On a vu comment çà s’est passé pour l’aménagement au port. Le consultant est allé voir chaque entreprise suceptible d’être intéressée et relever leur attentes, besoins, contraintes. Il disait d’accord puis il allait voir les autres et leur promettait les mêmes choses. Il croyait ou espérait en gros que persone ne se parlerait.
Au final la zone artisanale est dans un petit triangle et tout le front de mer et les pontons sont réservés pour un pôle olympique totalement fermé. Même pas ouvert aux jeunes qui débutent.

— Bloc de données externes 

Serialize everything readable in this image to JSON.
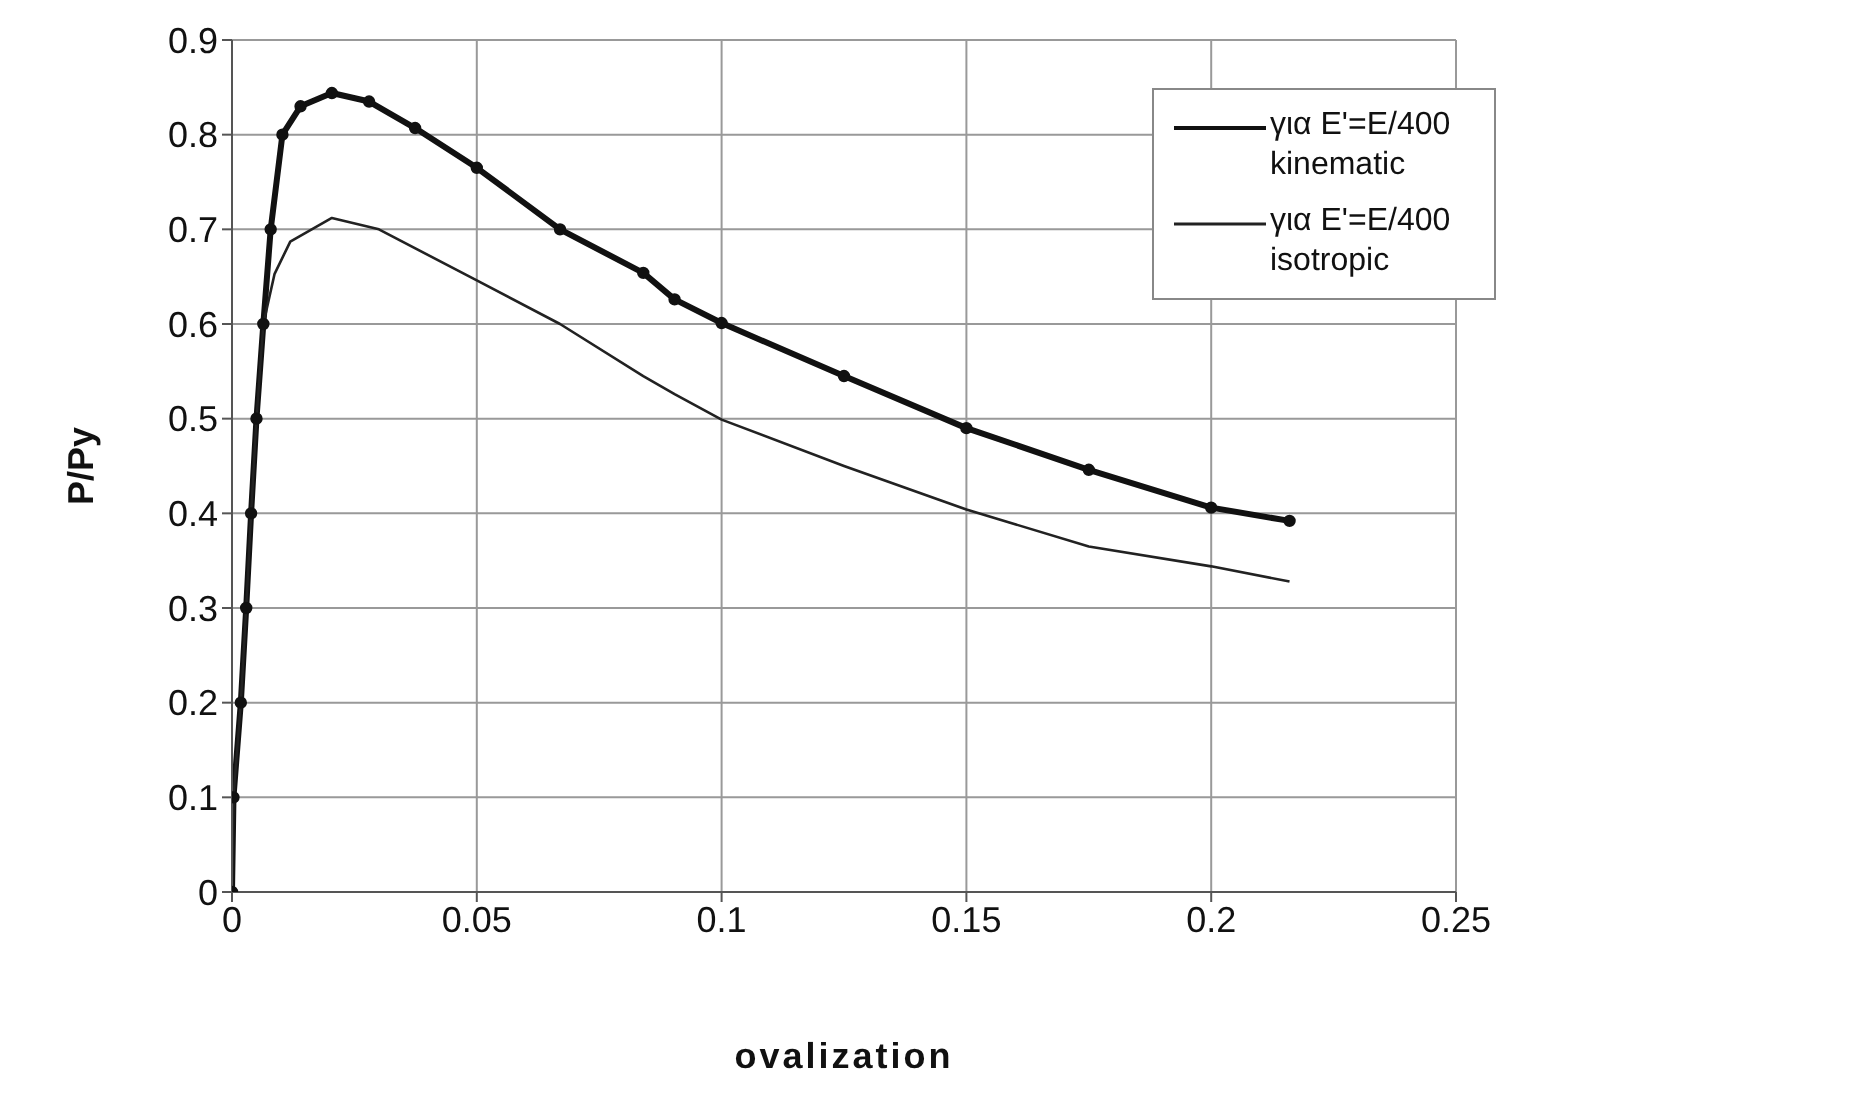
{
  "chart_data": {
    "type": "line",
    "xlabel": "ovalization",
    "ylabel": "P/Py",
    "xlim": [
      0,
      0.25
    ],
    "xticks": [
      0,
      0.05,
      0.1,
      0.15,
      0.2,
      0.25
    ],
    "ylim": [
      0,
      0.9
    ],
    "yticks": [
      0,
      0.1,
      0.2,
      0.3,
      0.4,
      0.5,
      0.6,
      0.7,
      0.8,
      0.9
    ],
    "grid": true,
    "legend": "top right",
    "series": [
      {
        "name": "για E'=E/400 kinematic",
        "color": "#111111",
        "marker": "circle",
        "x": [
          0,
          0.0003,
          0.0018,
          0.0029,
          0.0039,
          0.005,
          0.0064,
          0.0079,
          0.0103,
          0.014,
          0.0204,
          0.028,
          0.0374,
          0.05,
          0.067,
          0.084,
          0.0904,
          0.1,
          0.125,
          0.15,
          0.175,
          0.2,
          0.216
        ],
        "values": [
          0,
          0.1,
          0.2,
          0.3,
          0.4,
          0.5,
          0.6,
          0.7,
          0.8,
          0.83,
          0.844,
          0.835,
          0.807,
          0.765,
          0.7,
          0.654,
          0.626,
          0.601,
          0.545,
          0.49,
          0.446,
          0.406,
          0.392
        ]
      },
      {
        "name": "για E'=E/400 isotropic",
        "color": "#222222",
        "marker": "none",
        "x": [
          0,
          0.0003,
          0.0018,
          0.0029,
          0.0039,
          0.005,
          0.0064,
          0.0087,
          0.0119,
          0.0204,
          0.03,
          0.05,
          0.067,
          0.084,
          0.0904,
          0.1,
          0.125,
          0.15,
          0.175,
          0.2,
          0.216
        ],
        "values": [
          0,
          0.1,
          0.2,
          0.3,
          0.4,
          0.5,
          0.6,
          0.653,
          0.687,
          0.712,
          0.7,
          0.646,
          0.6,
          0.545,
          0.526,
          0.499,
          0.45,
          0.404,
          0.365,
          0.344,
          0.328
        ]
      }
    ]
  }
}
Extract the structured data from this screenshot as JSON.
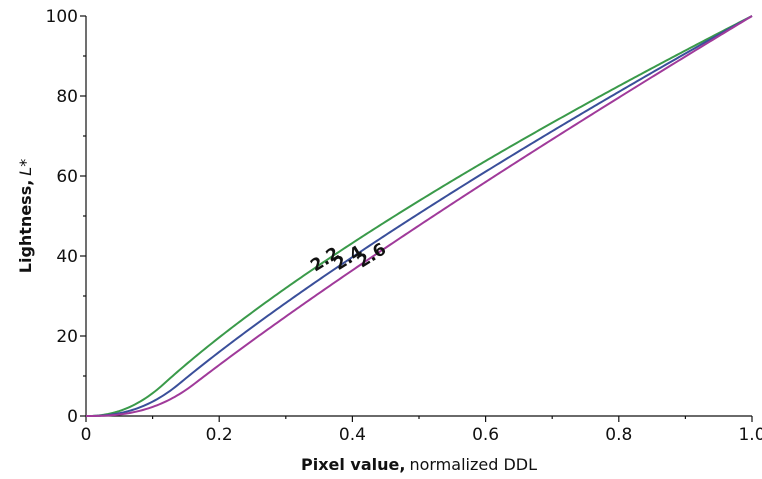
{
  "chart_data": {
    "type": "line",
    "xlabel_bold": "Pixel value,",
    "xlabel_rest": "normalized DDL",
    "ylabel_bold": "Lightness,",
    "ylabel_italic": "L",
    "ylabel_rest": "*",
    "xlim": [
      0,
      1.0
    ],
    "ylim": [
      0,
      100
    ],
    "x_ticks": [
      0,
      0.2,
      0.4,
      0.6,
      0.8,
      1.0
    ],
    "x_tick_labels": [
      "0",
      "0.2",
      "0.4",
      "0.6",
      "0.8",
      "1.0"
    ],
    "y_ticks": [
      0,
      20,
      40,
      60,
      80,
      100
    ],
    "y_tick_labels": [
      "0",
      "20",
      "40",
      "60",
      "80",
      "100"
    ],
    "grid": false,
    "legend": "none",
    "series": [
      {
        "name": "2.2",
        "gamma": 2.2,
        "color": "#3a9a4a"
      },
      {
        "name": "2.4",
        "gamma": 2.4,
        "color": "#3a4f9a"
      },
      {
        "name": "2.6",
        "gamma": 2.6,
        "color": "#a03a9a"
      }
    ],
    "x": [
      0,
      0.02,
      0.04,
      0.06,
      0.08,
      0.1,
      0.12,
      0.14,
      0.16,
      0.18,
      0.2,
      0.25,
      0.3,
      0.35,
      0.4,
      0.45,
      0.5,
      0.55,
      0.6,
      0.65,
      0.7,
      0.75,
      0.8,
      0.85,
      0.9,
      0.95,
      1.0
    ]
  }
}
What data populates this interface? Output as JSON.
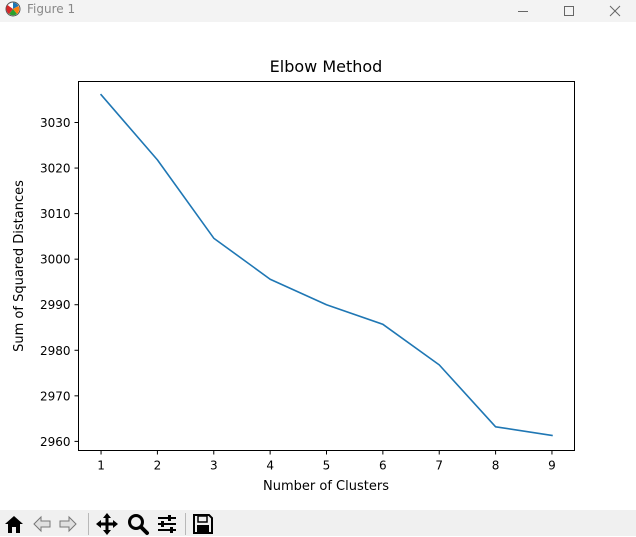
{
  "window": {
    "title": "Figure 1",
    "icons": [
      "matplotlib-logo-icon",
      "minimize-icon",
      "maximize-icon",
      "close-icon"
    ]
  },
  "toolbar": {
    "tools": [
      "home-icon",
      "back-icon",
      "forward-icon",
      "pan-icon",
      "zoom-icon",
      "configure-subplots-icon",
      "save-icon"
    ]
  },
  "colors": {
    "line": "#1f77b4",
    "axes": "#000000",
    "titlebar": "#f3f3f3",
    "toolbar": "#f0f0f0"
  },
  "chart_data": {
    "type": "line",
    "title": "Elbow Method",
    "xlabel": "Number of Clusters",
    "ylabel": "Sum of Squared Distances",
    "xlim": [
      0.6,
      9.4
    ],
    "ylim": [
      2958,
      3039
    ],
    "xticks": [
      1,
      2,
      3,
      4,
      5,
      6,
      7,
      8,
      9
    ],
    "yticks": [
      2960,
      2970,
      2980,
      2990,
      3000,
      3010,
      3020,
      3030
    ],
    "grid": false,
    "series": [
      {
        "x": [
          1,
          2,
          3,
          4,
          5,
          6,
          7,
          8,
          9
        ],
        "values": [
          3036.1,
          3021.8,
          3004.6,
          2995.6,
          2990.0,
          2985.7,
          2976.8,
          2963.2,
          2961.3
        ]
      }
    ]
  }
}
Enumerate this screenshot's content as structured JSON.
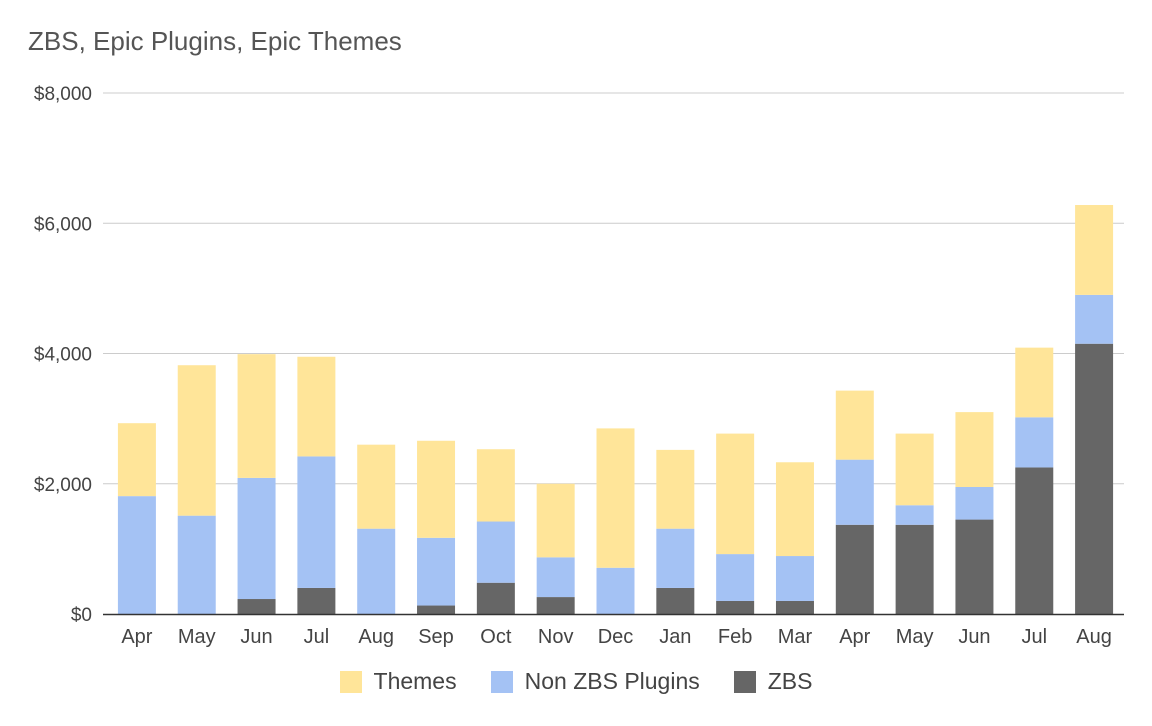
{
  "chart_data": {
    "type": "bar",
    "stacked": true,
    "title": "ZBS, Epic Plugins, Epic Themes",
    "xlabel": "",
    "ylabel": "",
    "ylim": [
      0,
      8000
    ],
    "yticks": [
      0,
      2000,
      4000,
      6000,
      8000
    ],
    "ytick_labels": [
      "$0",
      "$2,000",
      "$4,000",
      "$6,000",
      "$8,000"
    ],
    "grid": true,
    "legend_position": "bottom",
    "categories": [
      "Apr",
      "May",
      "Jun",
      "Jul",
      "Aug",
      "Sep",
      "Oct",
      "Nov",
      "Dec",
      "Jan",
      "Feb",
      "Mar",
      "Apr",
      "May",
      "Jun",
      "Jul",
      "Aug"
    ],
    "series": [
      {
        "name": "ZBS",
        "color": "#666666",
        "values": [
          0,
          0,
          230,
          400,
          0,
          130,
          480,
          260,
          0,
          400,
          200,
          200,
          1370,
          1370,
          1450,
          2250,
          4150
        ]
      },
      {
        "name": "Non ZBS Plugins",
        "color": "#a4c2f4",
        "values": [
          1810,
          1510,
          1860,
          2020,
          1310,
          1040,
          940,
          610,
          710,
          910,
          720,
          690,
          1000,
          300,
          500,
          770,
          750
        ]
      },
      {
        "name": "Themes",
        "color": "#ffe599",
        "values": [
          1120,
          2310,
          1900,
          1530,
          1290,
          1490,
          1110,
          1130,
          2140,
          1210,
          1850,
          1440,
          1060,
          1100,
          1150,
          1070,
          1380
        ]
      }
    ]
  }
}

Et ce domaine réservé à lui seul, couvre la moitié de la superficie de toute la zone artisanale. c’est un scandale incroyable !

Pour ne pas que çà se reproduise, on est en ce moment même en train de créer une association. Elle s’appelle l’APPB Association des Professionnels de la Plaisance Brestoise. Notre idée est d’être partenaire sur des projets d’aménagement comme ceux là .

RDP : Cette association a été créée en réaction au projet d’aménagement du port ?

Oui. Elle est officielle depuis la semaine dernière et nous avons rendez-vous avec M. Cuillandre la semaine prochaine.

Se fédérer en asso c’est aussi pour montrer que toutes les entreprises se connaissent bien , travaillent ensemble et sont solidaires parce qu’ils oublient trop souvent çà . Cà forme une synergie.

On a regardé aussi ce qui se fait ailleurs, à Lorient par exemple. A chaque fois les choses ne se sont pas faites en un jour mais les gens se sont structurés en association. Pas pour être opposant systèmatiquement mais partenaire du développement. On peut citer : Les frères Desjoyaux à Port Laforêt ou à Lorient Patrick qui dit depuis 15 ans que "Lorient a la possibilité d’être une base multicoques".
Nous ici ce ne serait pas au détriment de Lorient, y a de la place pour chacun mais il est temps de bouger aussi.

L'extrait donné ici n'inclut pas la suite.